Ната подвигала затекшими ногами, взглянула на часы. Когда пишешь – время течет незаметно. Надо идти в магазин, что-то купить на ужин, оплатить счет за электричество и за антенну и положить деньги на телефон. Черт, сегодня она успела написать так мало! То ли погода плохая, то ли не выспалась… Ната встала, взглянула в окно. Какое-то на душе тяжелое, тягостное чувство. Почему-то сегодня пишется из рук вон плохо. Она застревает на каждой фразе. К тому же сосет под ложечкой. Неужели гастрит? Ужасно. Если придется идти к врачу, заставят глотать кишку… А ей так некогда! Нет, надо посидеть на диете, и все пройдет. И не пойдет она в магазин, а сварит куриный бульон с вермишелью. А борщ засунет назад в холодильник, завтра доедят. Курицу из бульона подаст отдельно на блюде с зеленым горошком. Сама горошек не будет, хоть очень его и любит, похлебает только бульон. А мужики пусть едят курицу. Котлеты она сделает вечером, когда все лягут спать. На десерт – чай с вареньем. Варенья в холодильнике – вся верхняя полка заставлена. Она сама прошлым летом варила вишню и абрикосы, да мама еще дала яблочное и малиновое. Но ведь одним вареньем муж с сыном не обойдутся. Запросят чего-нибудь еще. Ната встала и проверила на полках. Черного хлеба еще осталась половинка, а батон вчера наконец съели. Неохота покупать. Купишь, опять заваляется. Ага, пакет пряников нашелся. Ната надавила пальцем – вполне еще мягкие. Кажется, обойдется. Курица у нее лежит в морозилке, две банки горошка в шкафу. Пожалуй, она действительно может не идти в магазин. Лучше поработает подольше. А по счетам заплатит завтра. Ната опять уселась за стол.

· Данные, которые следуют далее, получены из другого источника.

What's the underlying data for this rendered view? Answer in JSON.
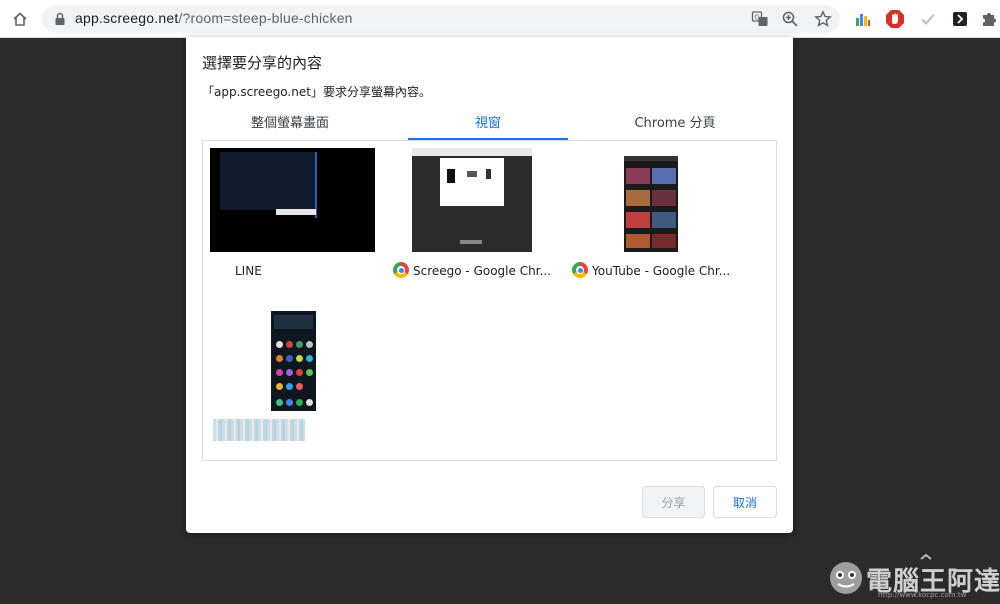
{
  "browser": {
    "url_host": "app.screego.net",
    "url_path": "/?room=steep-blue-chicken"
  },
  "dialog": {
    "title": "選擇要分享的內容",
    "description": "「app.screego.net」要求分享螢幕內容。",
    "tabs": [
      {
        "label": "整個螢幕畫面",
        "active": false
      },
      {
        "label": "視窗",
        "active": true
      },
      {
        "label": "Chrome 分頁",
        "active": false
      }
    ],
    "sources": [
      {
        "label": "LINE",
        "icon": "line-window"
      },
      {
        "label": "Screego - Google Chr...",
        "icon": "chrome-icon"
      },
      {
        "label": "YouTube - Google Chr...",
        "icon": "chrome-icon"
      }
    ],
    "share_label": "分享",
    "cancel_label": "取消"
  },
  "watermark": {
    "text": "電腦王阿達",
    "url": "http://www.kocpc.com.tw"
  },
  "colors": {
    "accent": "#1a73e8",
    "background": "#2b2b2b"
  }
}
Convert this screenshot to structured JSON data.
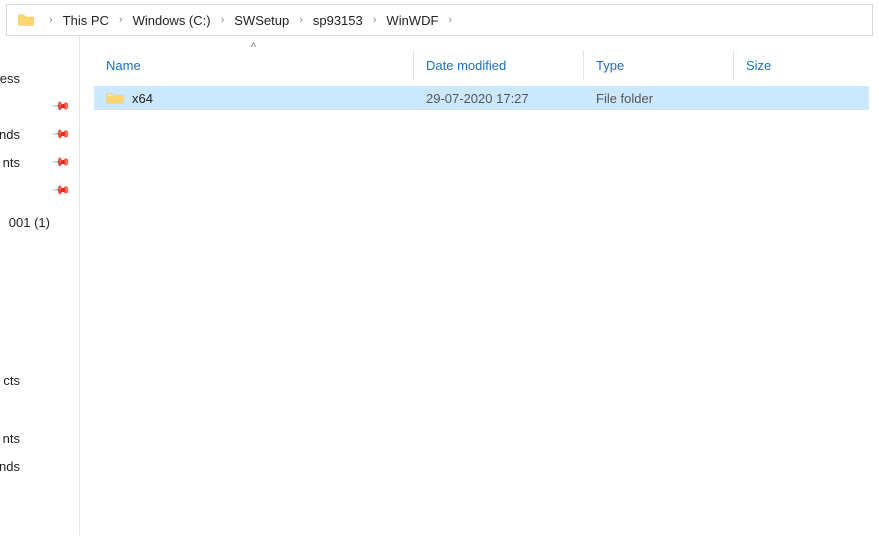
{
  "breadcrumb": [
    {
      "label": "This PC"
    },
    {
      "label": "Windows (C:)"
    },
    {
      "label": "SWSetup"
    },
    {
      "label": "sp93153"
    },
    {
      "label": "WinWDF"
    }
  ],
  "sidebar": {
    "items": [
      {
        "label": "ess",
        "pinned": true
      },
      {
        "label": "nds",
        "pinned": true
      },
      {
        "label": "nts",
        "pinned": true
      },
      {
        "label": "",
        "pinned": true
      },
      {
        "label": "001 (1)",
        "pinned": false
      },
      {
        "label": "cts",
        "pinned": false
      },
      {
        "label": "nts",
        "pinned": false
      },
      {
        "label": "nds",
        "pinned": false
      }
    ]
  },
  "columns": {
    "name": "Name",
    "date": "Date modified",
    "type": "Type",
    "size": "Size"
  },
  "files": [
    {
      "name": "x64",
      "date": "29-07-2020 17:27",
      "type": "File folder",
      "size": ""
    }
  ]
}
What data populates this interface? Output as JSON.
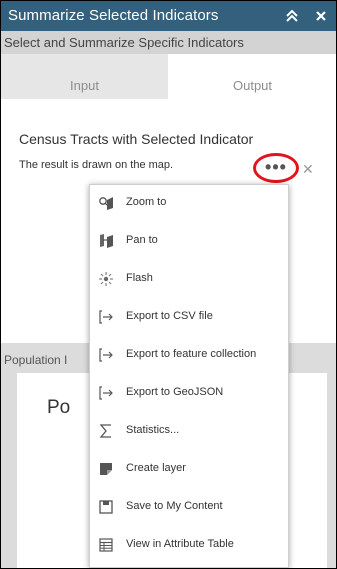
{
  "panel": {
    "title": "Summarize Selected Indicators",
    "subtitle": "Select and Summarize Specific Indicators",
    "tabs": [
      {
        "label": "Input",
        "active": false
      },
      {
        "label": "Output",
        "active": true
      }
    ]
  },
  "result": {
    "title": "Census Tracts with Selected Indicator",
    "description": "The result is drawn on the map.",
    "more_label": "•••",
    "close_label": "✕"
  },
  "lower": {
    "section_label": "Population I",
    "card_text": "Po"
  },
  "menu": {
    "items": [
      {
        "label": "Zoom to",
        "icon": "zoom-to-icon"
      },
      {
        "label": "Pan to",
        "icon": "pan-to-icon"
      },
      {
        "label": "Flash",
        "icon": "flash-icon"
      },
      {
        "label": "Export to CSV file",
        "icon": "export-icon"
      },
      {
        "label": "Export to feature collection",
        "icon": "export-icon"
      },
      {
        "label": "Export to GeoJSON",
        "icon": "export-icon"
      },
      {
        "label": "Statistics...",
        "icon": "statistics-icon"
      },
      {
        "label": "Create layer",
        "icon": "create-layer-icon"
      },
      {
        "label": "Save to My Content",
        "icon": "save-icon"
      },
      {
        "label": "View in Attribute Table",
        "icon": "table-icon"
      }
    ]
  },
  "colors": {
    "titlebar": "#33607c",
    "highlight_ring": "#e3141c"
  }
}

…И все-таки настоящий голод наступил той зимой не у всех. Те, что работали на заводах, получали пайки. Те, кто оставался служить в городских организациях, – тоже, но поменьше. Совсем плохо было тем, кто не работал, – пенсионерам и так называемой городской интеллигенции.

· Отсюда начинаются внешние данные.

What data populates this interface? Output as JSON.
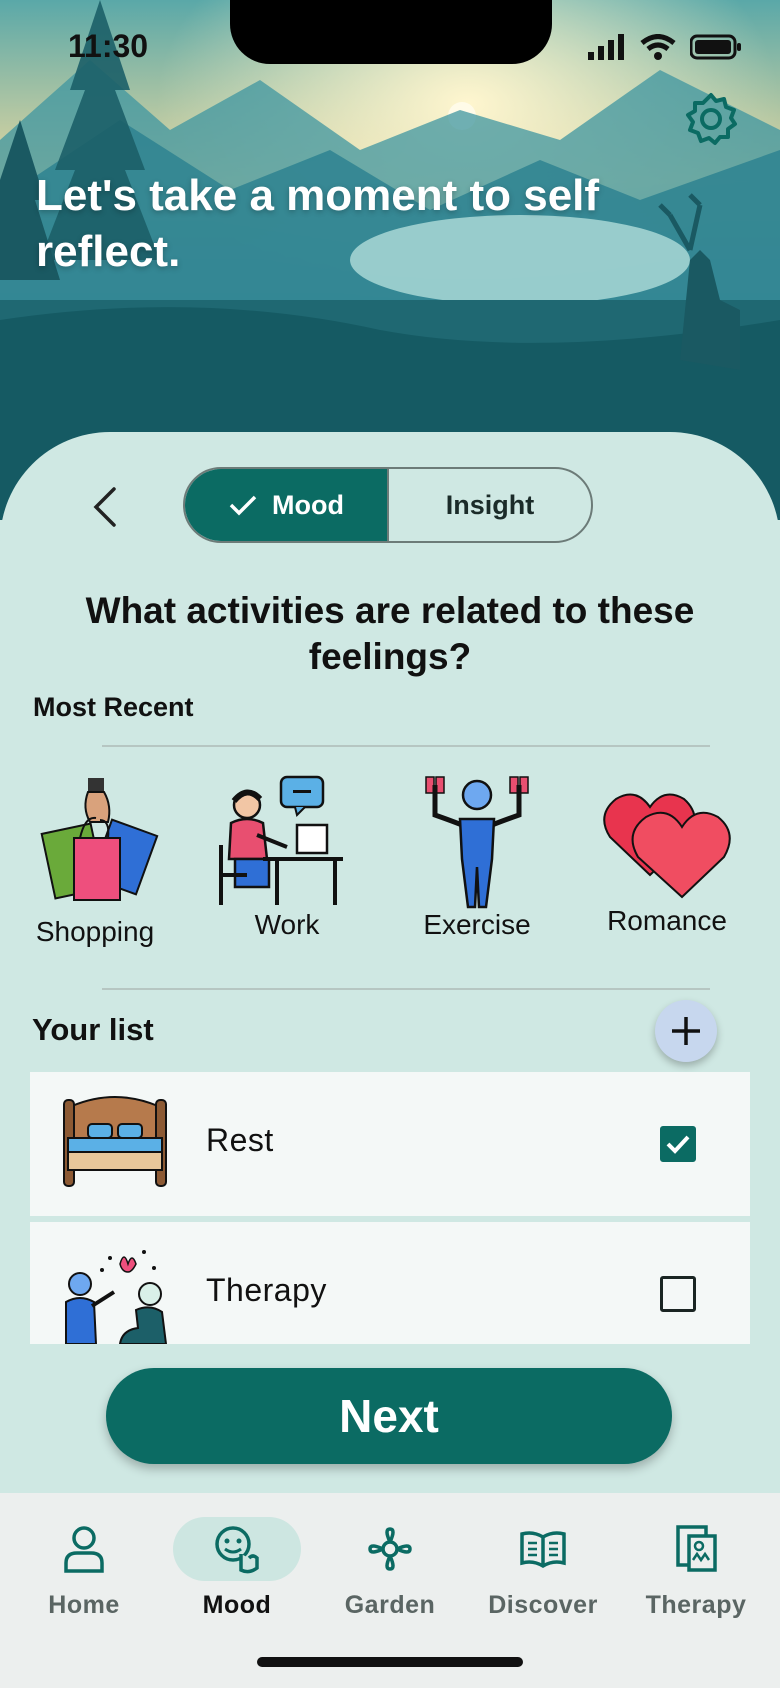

Прасковья Степановна по утрам, в туманной промозглой тьме надевала поверх неснимаемой уже месяцами кофты мужнину фуфайку, потом пальто, заматывалась всеми платками, какие были в доме, всовывала ноги в подшитые серые валенки – до революции в них ходила прислуга Глаша – и шла в очередь за хлебом. Трудно было узнать теперь в Прасковье Степановне прежнюю юную красавицу – в шикарной коляске, в меховом полосатом манто и шляпе со свисающим пером. Но когда Прасковья Степановна разматывала платки, будто лягушачья или змеиная кожа – сухая, серая – падала с ее головы на плечи, и обнажалось тогда лицо с когда-то правильными нежными чертами, с обтянутыми теперь скулами, с предательскими морщинами, сложившимися в четкие черточки у глаз и вдоль щек. Скорбно поджались губы, и от носа к пока еще округлому подбородку шли скобками будто чужие, недавно приобретенные складки кожи. И Петру Яковлевичу тогда казалось, что на измученном лице жены оставались жить только прежние васильковые глаза под коричневыми бровями – две соболиные стрелочки цвета меха на прежнем пушистом манто. А само лицо, казалось, становилось все суше, западали глазницы, искажались любимые черты, умирали по частям. И останавливалось тогда сердце у Нестерова. И любил Петр Яковлевич свою замотанную в платки, исхудавшую, измученную жену до крайности, до самозабвения, до полной отдачи ей себя.


За хлебом нужно было ходить в магазин каждый день. С заднего входа устанавливали весы, в восемь открывалась дверь, начинала двигаться очередь, мерзнущая хвостом с темной ночи. Хлеб Прасковья Степановна получала по карточке. Очень маленький кусочек – серый, непропеченный и безумно вкусный, глотающийся моментально. Дающий – нет, не сытость, какая там сытость от таких крох? Хлеб давал надежду на то, что жизнь продлится хотя бы еще пару дней. На сегодня – потому что ты все-таки съел этот кусочек, и значит, от голода, наверное, не умрешь, – и на завтра. На следующий день, как правило, от голода тоже не умирают, если накануне ты проглотил этот клейкий комок жизни. И надежда давала людям силы снова идти в очередь.